Functional activity of plasma membrane hyaluronidase in glycated and non- glycated sperm was measured using Hyaluronan Binding Assay (HBA) slides⁷⁵ (Origio, Denmark). At 0, 2 and 4 hours of incubation with MG, GO or SPM, 8 μl of sperm suspension was removed and placed onto a hyaluronan-coated slide and a coverslip was applied. After a 10-minute incubation period in which sperm were allowed to bind to hyaluronan, the number of bound motile sperm and the number of unbound motile sperm on a 10 × 10 square grid were counted at 40 × magnification. Immotile sperm were not counted. Bound sperm are differentiated from unbound sperm by their beating tails with heads that make no progressive movement. Sperm motility was also assessed at these stages using the CASA recording grades A (fast progressive motility), B (slow progressive motility), C (non-progressive motility) and D (immotile).

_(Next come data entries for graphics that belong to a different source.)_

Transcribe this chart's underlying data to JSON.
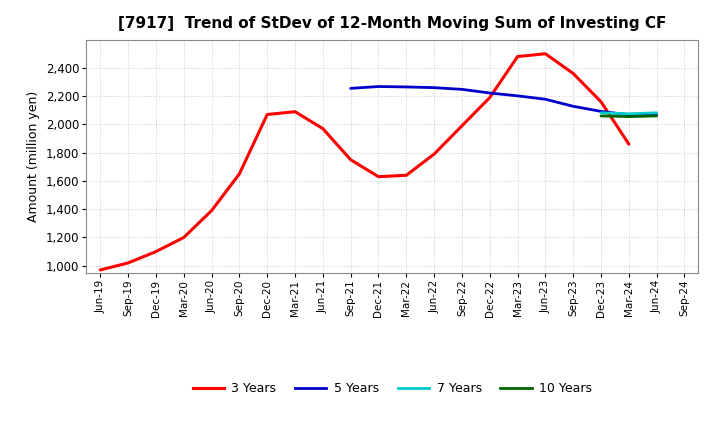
{
  "title": "[7917]  Trend of StDev of 12-Month Moving Sum of Investing CF",
  "ylabel": "Amount (million yen)",
  "ylim": [
    950,
    2600
  ],
  "yticks": [
    1000,
    1200,
    1400,
    1600,
    1800,
    2000,
    2200,
    2400
  ],
  "background_color": "#ffffff",
  "grid_color": "#bbbbbb",
  "series": {
    "3y": {
      "color": "#ff0000",
      "label": "3 Years",
      "points": [
        [
          "Jun-19",
          970
        ],
        [
          "Sep-19",
          1020
        ],
        [
          "Dec-19",
          1100
        ],
        [
          "Mar-20",
          1200
        ],
        [
          "Jun-20",
          1390
        ],
        [
          "Sep-20",
          1650
        ],
        [
          "Dec-20",
          2070
        ],
        [
          "Mar-21",
          2090
        ],
        [
          "Jun-21",
          1970
        ],
        [
          "Sep-21",
          1750
        ],
        [
          "Dec-21",
          1630
        ],
        [
          "Mar-22",
          1640
        ],
        [
          "Jun-22",
          1790
        ],
        [
          "Sep-22",
          1990
        ],
        [
          "Dec-22",
          2190
        ],
        [
          "Mar-23",
          2480
        ],
        [
          "Jun-23",
          2500
        ],
        [
          "Sep-23",
          2360
        ],
        [
          "Dec-23",
          2160
        ],
        [
          "Mar-24",
          1860
        ]
      ]
    },
    "5y": {
      "color": "#0000cc",
      "label": "5 Years",
      "points": [
        [
          "Sep-21",
          2255
        ],
        [
          "Dec-21",
          2268
        ],
        [
          "Mar-22",
          2265
        ],
        [
          "Jun-22",
          2260
        ],
        [
          "Sep-22",
          2248
        ],
        [
          "Dec-22",
          2222
        ],
        [
          "Mar-23",
          2202
        ],
        [
          "Jun-23",
          2178
        ],
        [
          "Sep-23",
          2128
        ],
        [
          "Dec-23",
          2092
        ],
        [
          "Mar-24",
          2068
        ],
        [
          "Jun-24",
          2068
        ]
      ]
    },
    "7y": {
      "color": "#00cccc",
      "label": "7 Years",
      "points": [
        [
          "Dec-23",
          2082
        ],
        [
          "Mar-24",
          2075
        ],
        [
          "Jun-24",
          2082
        ]
      ]
    },
    "10y": {
      "color": "#006600",
      "label": "10 Years",
      "points": [
        [
          "Dec-23",
          2060
        ],
        [
          "Mar-24",
          2055
        ],
        [
          "Jun-24",
          2060
        ]
      ]
    }
  },
  "xtick_labels": [
    "Jun-19",
    "Sep-19",
    "Dec-19",
    "Mar-20",
    "Jun-20",
    "Sep-20",
    "Dec-20",
    "Mar-21",
    "Jun-21",
    "Sep-21",
    "Dec-21",
    "Mar-22",
    "Jun-22",
    "Sep-22",
    "Dec-22",
    "Mar-23",
    "Jun-23",
    "Sep-23",
    "Dec-23",
    "Mar-24",
    "Jun-24",
    "Sep-24"
  ],
  "x_index_map": {
    "Jun-19": 0,
    "Sep-19": 1,
    "Dec-19": 2,
    "Mar-20": 3,
    "Jun-20": 4,
    "Sep-20": 5,
    "Dec-20": 6,
    "Mar-21": 7,
    "Jun-21": 8,
    "Sep-21": 9,
    "Dec-21": 10,
    "Mar-22": 11,
    "Jun-22": 12,
    "Sep-22": 13,
    "Dec-22": 14,
    "Mar-23": 15,
    "Jun-23": 16,
    "Sep-23": 17,
    "Dec-23": 18,
    "Mar-24": 19,
    "Jun-24": 20,
    "Sep-24": 21
  }
}
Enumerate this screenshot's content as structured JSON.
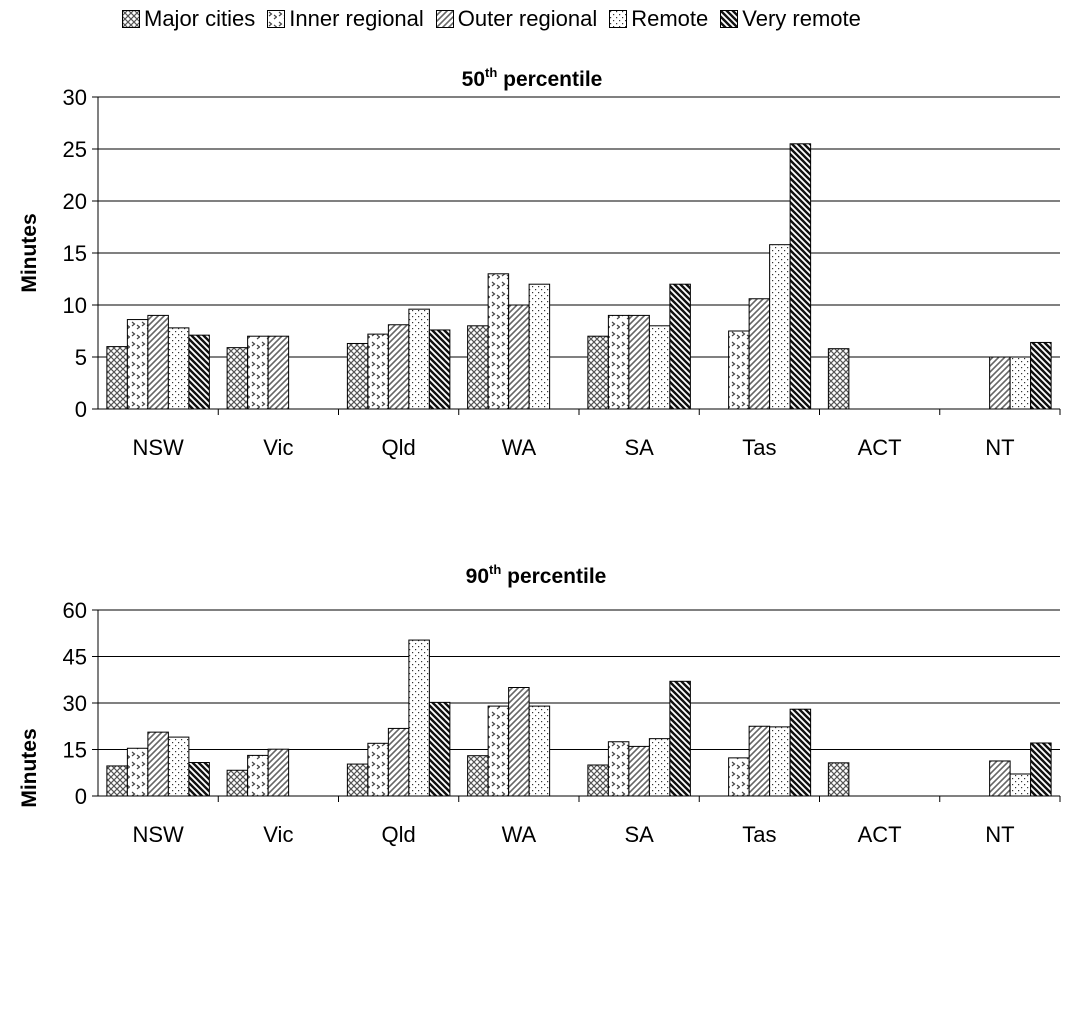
{
  "legend": [
    {
      "label": "Major cities",
      "pattern": "crosshatch"
    },
    {
      "label": "Inner regional",
      "pattern": "chevron"
    },
    {
      "label": "Outer regional",
      "pattern": "diagonal"
    },
    {
      "label": "Remote",
      "pattern": "dots"
    },
    {
      "label": "Very remote",
      "pattern": "dark-diagonal"
    }
  ],
  "colors": {
    "bar_fill": "#ffffff",
    "bar_pattern": "#555555",
    "dark_bar": "#222222",
    "axis": "#000000",
    "grid": "#000000"
  },
  "chart_data": [
    {
      "type": "bar",
      "title": "50th percentile",
      "title_main": "50",
      "title_sup": "th",
      "title_rest": " percentile",
      "ylabel": "Minutes",
      "ylim": [
        0,
        30
      ],
      "yticks": [
        0,
        5,
        10,
        15,
        20,
        25,
        30
      ],
      "grid": true,
      "legend_position": "top",
      "categories": [
        "NSW",
        "Vic",
        "Qld",
        "WA",
        "SA",
        "Tas",
        "ACT",
        "NT"
      ],
      "series": [
        {
          "name": "Major cities",
          "values": [
            6.0,
            5.9,
            6.3,
            8.0,
            7.0,
            null,
            5.8,
            null
          ]
        },
        {
          "name": "Inner regional",
          "values": [
            8.6,
            7.0,
            7.2,
            13.0,
            9.0,
            7.5,
            null,
            null
          ]
        },
        {
          "name": "Outer regional",
          "values": [
            9.0,
            7.0,
            8.1,
            10.0,
            9.0,
            10.6,
            null,
            5.0
          ]
        },
        {
          "name": "Remote",
          "values": [
            7.8,
            null,
            9.6,
            12.0,
            8.0,
            15.8,
            null,
            5.0
          ]
        },
        {
          "name": "Very remote",
          "values": [
            7.1,
            null,
            7.6,
            null,
            12.0,
            25.5,
            null,
            6.4
          ]
        }
      ]
    },
    {
      "type": "bar",
      "title": "90th percentile",
      "title_main": "90",
      "title_sup": "th",
      "title_rest": " percentile",
      "ylabel": "Minutes",
      "ylim": [
        0,
        60
      ],
      "yticks": [
        0,
        15,
        30,
        45,
        60
      ],
      "grid": true,
      "categories": [
        "NSW",
        "Vic",
        "Qld",
        "WA",
        "SA",
        "Tas",
        "ACT",
        "NT"
      ],
      "series": [
        {
          "name": "Major cities",
          "values": [
            9.7,
            8.3,
            10.3,
            13.0,
            10.0,
            null,
            10.7,
            null
          ]
        },
        {
          "name": "Inner regional",
          "values": [
            15.4,
            13.1,
            17.0,
            29.0,
            17.5,
            12.3,
            null,
            null
          ]
        },
        {
          "name": "Outer regional",
          "values": [
            20.6,
            15.1,
            21.8,
            35.0,
            16.0,
            22.5,
            null,
            11.3
          ]
        },
        {
          "name": "Remote",
          "values": [
            19.0,
            null,
            50.3,
            29.0,
            18.5,
            22.3,
            null,
            7.1
          ]
        },
        {
          "name": "Very remote",
          "values": [
            10.8,
            null,
            30.2,
            null,
            37.0,
            28.0,
            null,
            17.1
          ]
        }
      ]
    }
  ]
}
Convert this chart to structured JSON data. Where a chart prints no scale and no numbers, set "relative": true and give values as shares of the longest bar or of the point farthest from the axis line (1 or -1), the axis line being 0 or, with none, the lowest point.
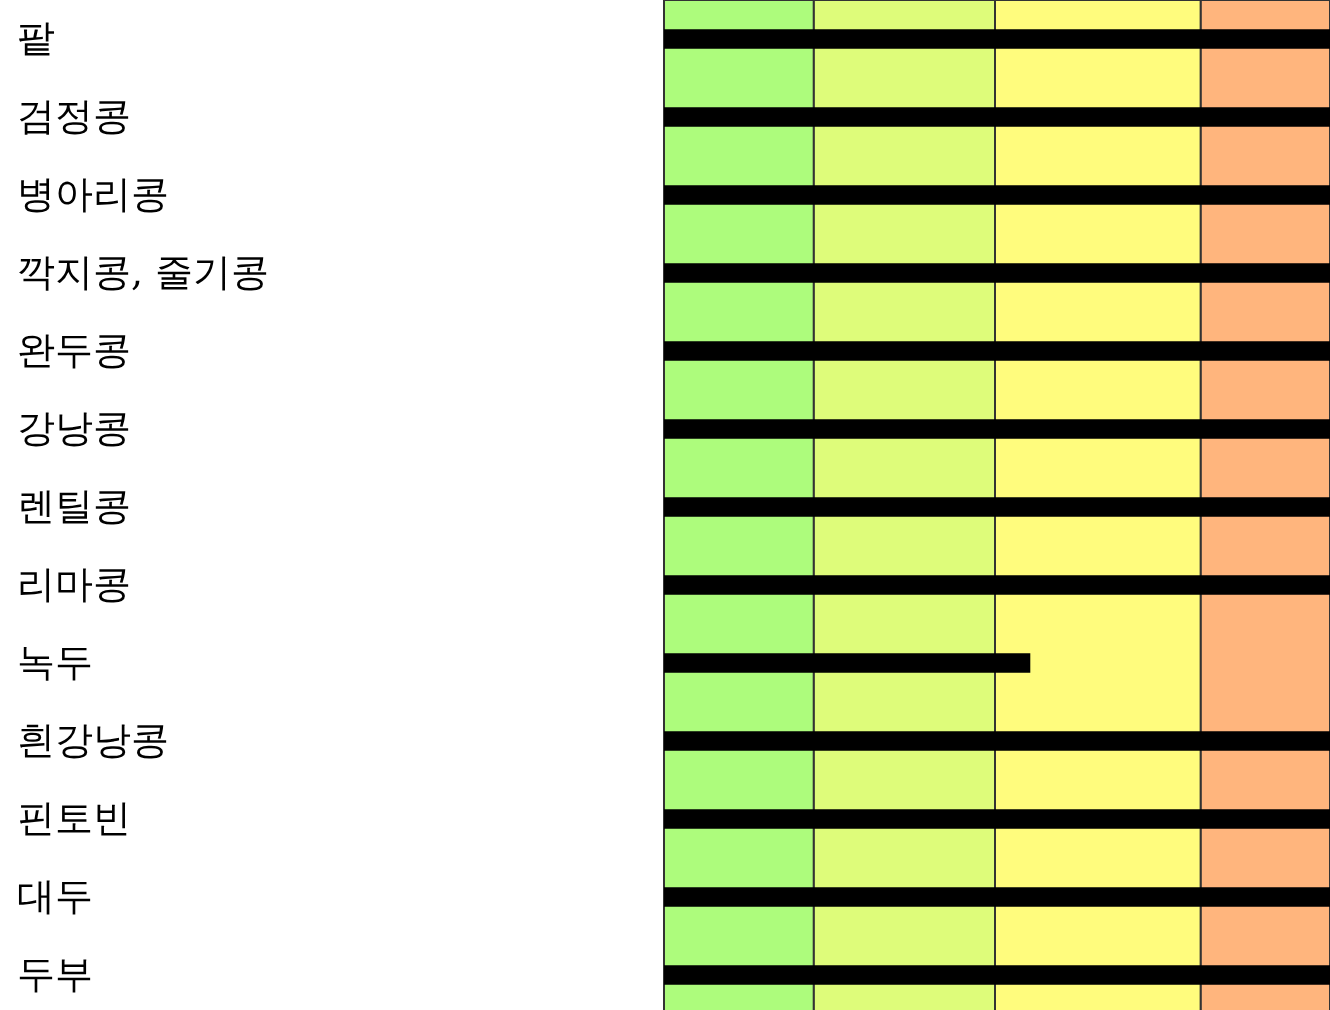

Statistical analysis was carried out using GraphPad Prism 6 Software (Version 6.01). Descriptive statistics were analyzed for each variable, observing means and standard deviation (SD). Ordinary one-way ANOVA and Tukey’s multiple comparisons tests were used to identify significant differences across different treatment groups in both short-term and long-term glycation experiments. A repeated measures ANOVA and Tukey’s multiple comparisons tests were used to test statistical significance across treatment groups and over multiple time points. Statistical significance was established when the above tests returned a p-value < 0.05.